The government has also faced a backlash because social care workers are not eligible to apply for the visa. Although the Migration Advisory Committee—on whose advice much of the new system is based—recognised the workforce shortage faced by social care in its most recent report3 it did not recommend that care workers be added to the list of shortage occupations.
Instead, the committee said that it hoped the government’s forthcoming green paper on social care4 would provide more clarity on the future of the sector in the UK and contain concrete proposals to improve terms and conditions for care workers.
Reacting to the news, the Labour MP for Tooting, Rosena Allin-Khan, wrote on Twitter, “After months of publicly clapping for carers, last week the PM blamed them for covid deaths and now tells them they’re not welcome to live and work here.”
Saffron Cordery, deputy chief executive of NHS Providers, said that while the exemption for healthcare workers to the immigration health surcharge was welcome, the lack of support for the social care workforce was concerning. “While conditions for recruiting international staff to the NHS have improved, we continue to be frustrated by the lack of support for our partners in the care sector,” she said. “The new points based system is likely to exacerbate the workforce crisis in social care, with the temporary visa route removed and the vast majority of social care professionals still implied to be ‘low skilled’ and therefore ineligible to apply for a tier 2 visa.”

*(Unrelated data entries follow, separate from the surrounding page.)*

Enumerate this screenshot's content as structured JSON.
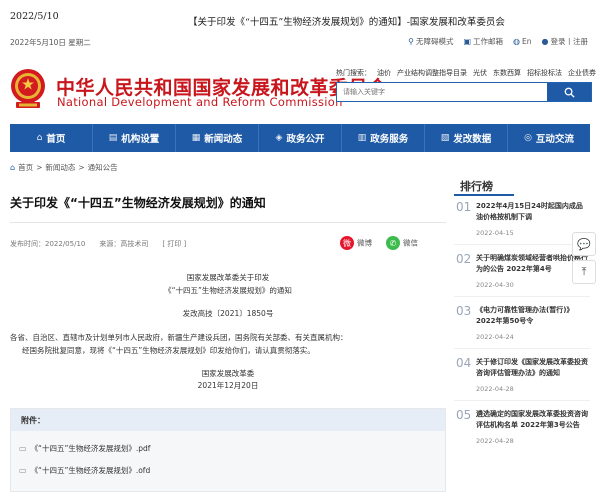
{
  "print_header": {
    "date": "2022/5/10",
    "title": "【关于印发《“十四五”生物经济发展规划》的通知】-国家发展和改革委员会"
  },
  "topbar": {
    "today": "2022年5月10日 星期二",
    "links": [
      {
        "icon": "accessibility-icon",
        "label": "无障碍模式"
      },
      {
        "icon": "mail-icon",
        "label": "工作邮箱"
      },
      {
        "icon": "globe-icon",
        "label": "En"
      },
      {
        "icon": "user-icon",
        "label": "登录丨注册"
      }
    ]
  },
  "brand": {
    "name_cn": "中华人民共和国国家发展和改革委员会",
    "name_en": "National Development and Reform Commission",
    "colors": {
      "primary_red": "#c8161d",
      "nav_blue": "#1f5aa6"
    }
  },
  "hot_search": {
    "label": "热门搜索：",
    "terms": [
      "油价",
      "产业结构调整指导目录",
      "光伏",
      "东数西算",
      "招标投标法",
      "企业债券"
    ]
  },
  "search": {
    "placeholder": "请输入关键字"
  },
  "nav": [
    {
      "icon": "home-icon",
      "label": "首页"
    },
    {
      "icon": "org-icon",
      "label": "机构设置"
    },
    {
      "icon": "news-icon",
      "label": "新闻动态"
    },
    {
      "icon": "public-icon",
      "label": "政务公开"
    },
    {
      "icon": "service-icon",
      "label": "政务服务"
    },
    {
      "icon": "data-icon",
      "label": "发改数据"
    },
    {
      "icon": "chat-icon",
      "label": "互动交流"
    }
  ],
  "breadcrumb": [
    "首页",
    "新闻动态",
    "通知公告"
  ],
  "article": {
    "title": "关于印发《“十四五”生物经济发展规划》的通知",
    "meta": {
      "published": "发布时间：2022/05/10",
      "source": "来源：高技术司",
      "print": "[ 打印 ]"
    },
    "share": [
      {
        "label": "微博",
        "color": "#e6162d"
      },
      {
        "label": "微信",
        "color": "#3dbb4d"
      }
    ],
    "issuer_line1": "国家发展改革委关于印发",
    "issuer_line2": "《“十四五”生物经济发展规划》的通知",
    "doc_number": "发改高技〔2021〕1850号",
    "recipients": "各省、自治区、直辖市及计划单列市人民政府，新疆生产建设兵团，国务院有关部委、有关直属机构：",
    "body": "经国务院批复同意，现将《“十四五”生物经济发展规划》印发给你们，请认真贯彻落实。",
    "signature": "国家发展改革委",
    "sign_date": "2021年12月20日"
  },
  "attachments": {
    "heading": "附件：",
    "files": [
      "《“十四五”生物经济发展规划》.pdf",
      "《“十四五”生物经济发展规划》.ofd"
    ]
  },
  "ranking": {
    "heading": "排行榜",
    "items": [
      {
        "num": "01",
        "title": "2022年4月15日24时起国内成品油价格按机制下调",
        "date": "2022-04-15"
      },
      {
        "num": "02",
        "title": "关于明确煤炭领域经营者哄抬价格行为的公告 2022年第4号",
        "date": "2022-04-30"
      },
      {
        "num": "03",
        "title": "《电力可靠性管理办法(暂行)》2022年第50号令",
        "date": "2022-04-24"
      },
      {
        "num": "04",
        "title": "关于修订印发《国家发展改革委投资咨询评估管理办法》的通知",
        "date": "2022-04-28"
      },
      {
        "num": "05",
        "title": "遴选确定的国家发展改革委投资咨询评估机构名单 2022年第3号公告",
        "date": "2022-04-28"
      }
    ]
  },
  "float_buttons": [
    {
      "icon": "chat-bubble-icon"
    },
    {
      "icon": "back-to-top-icon"
    }
  ]
}
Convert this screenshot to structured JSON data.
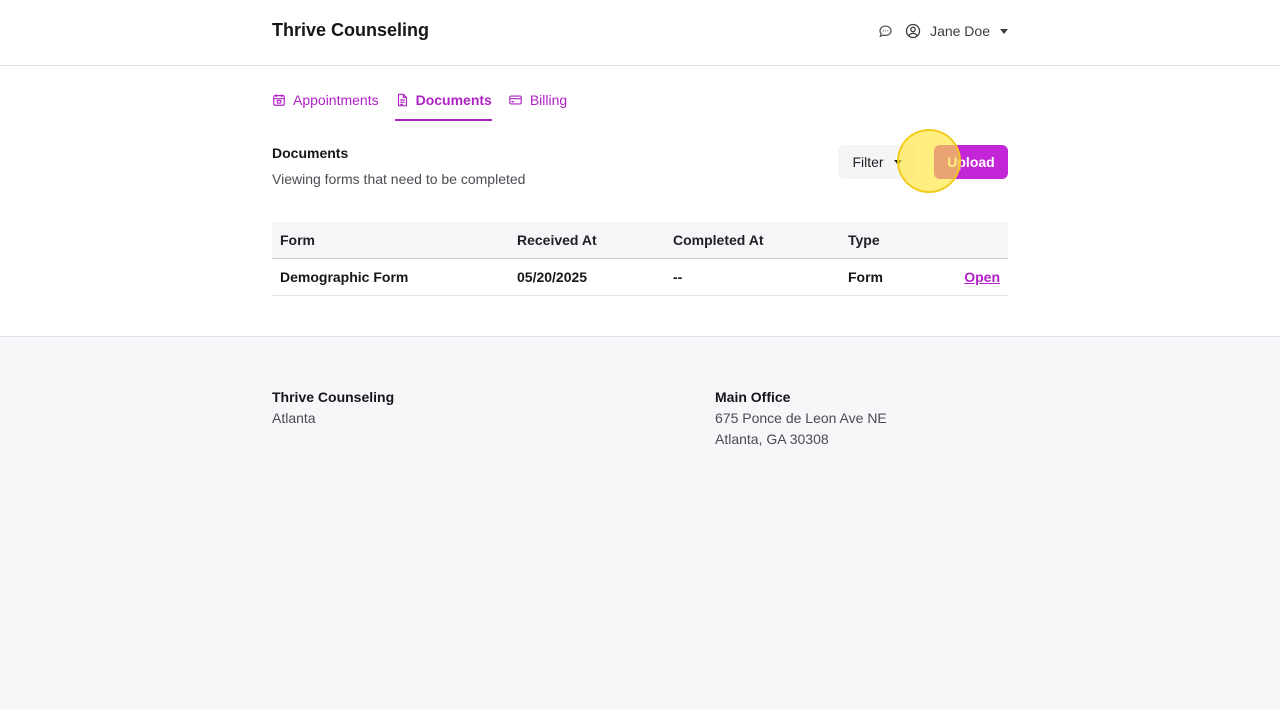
{
  "header": {
    "brand": "Thrive Counseling",
    "user_name": "Jane Doe"
  },
  "tabs": [
    {
      "label": "Appointments",
      "icon": "calendar-icon",
      "active": false
    },
    {
      "label": "Documents",
      "icon": "document-icon",
      "active": true
    },
    {
      "label": "Billing",
      "icon": "credit-card-icon",
      "active": false
    }
  ],
  "section": {
    "title": "Documents",
    "subtitle": "Viewing forms that need to be completed"
  },
  "actions": {
    "filter_label": "Filter",
    "upload_label": "Upload"
  },
  "table": {
    "columns": [
      "Form",
      "Received At",
      "Completed At",
      "Type"
    ],
    "rows": [
      {
        "form": "Demographic Form",
        "received_at": "05/20/2025",
        "completed_at": "--",
        "type": "Form",
        "action": "Open"
      }
    ]
  },
  "footer": {
    "left": {
      "name": "Thrive Counseling",
      "city": "Atlanta"
    },
    "right": {
      "title": "Main Office",
      "line1": "675 Ponce de Leon Ave NE",
      "line2": "Atlanta, GA 30308"
    }
  },
  "colors": {
    "accent": "#c326d6",
    "accent_text": "#b022c6",
    "footer_bg": "#f6f7f9"
  }
}
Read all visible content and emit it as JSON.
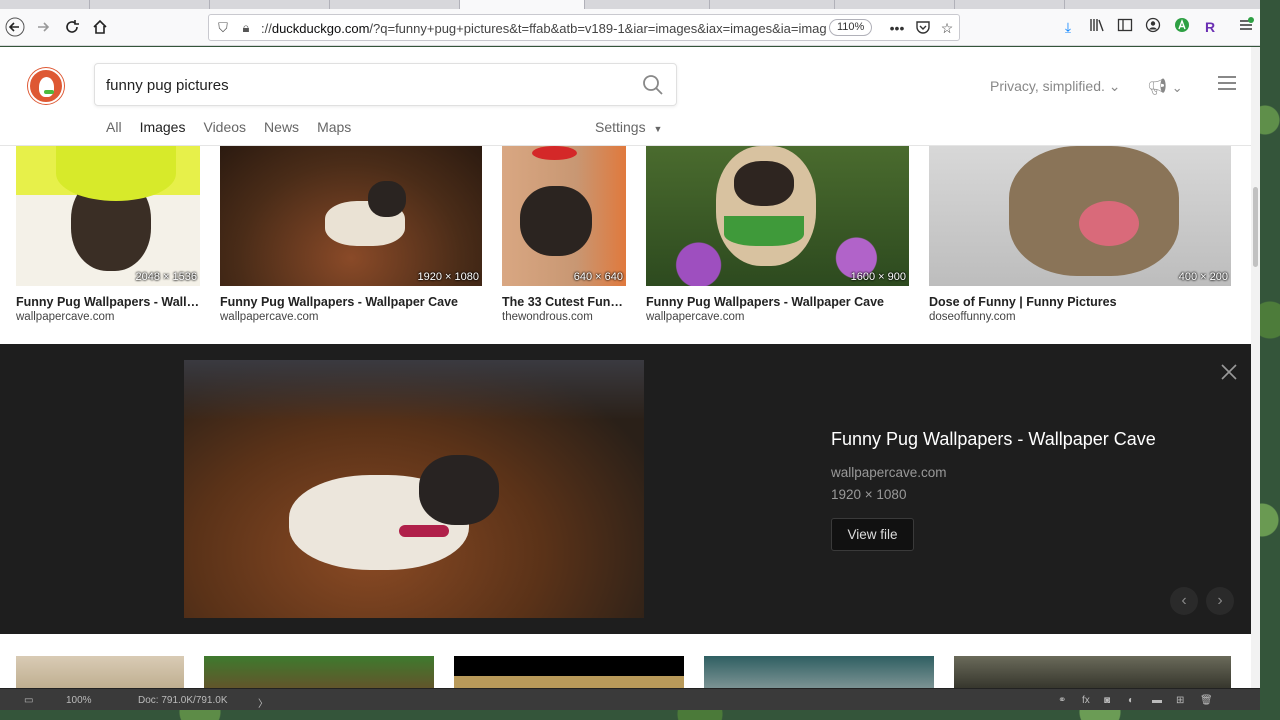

Jennifer Dixon, chief executive at the Health Foundation, said that social care would be left “high and dry” under the new system, at a time when covid-19 had compounded existing workforce problems. “Around 17% of people working in adult social care in England are non-British nationals, with EU workers now making up about half of those—a share that has increased since 2012-13,” Dixon said.
“Even if they were made eligible for the health and care visa, the new system would still mean additional costs and barriers to people from the EU compared with the current system of freedom of movement.”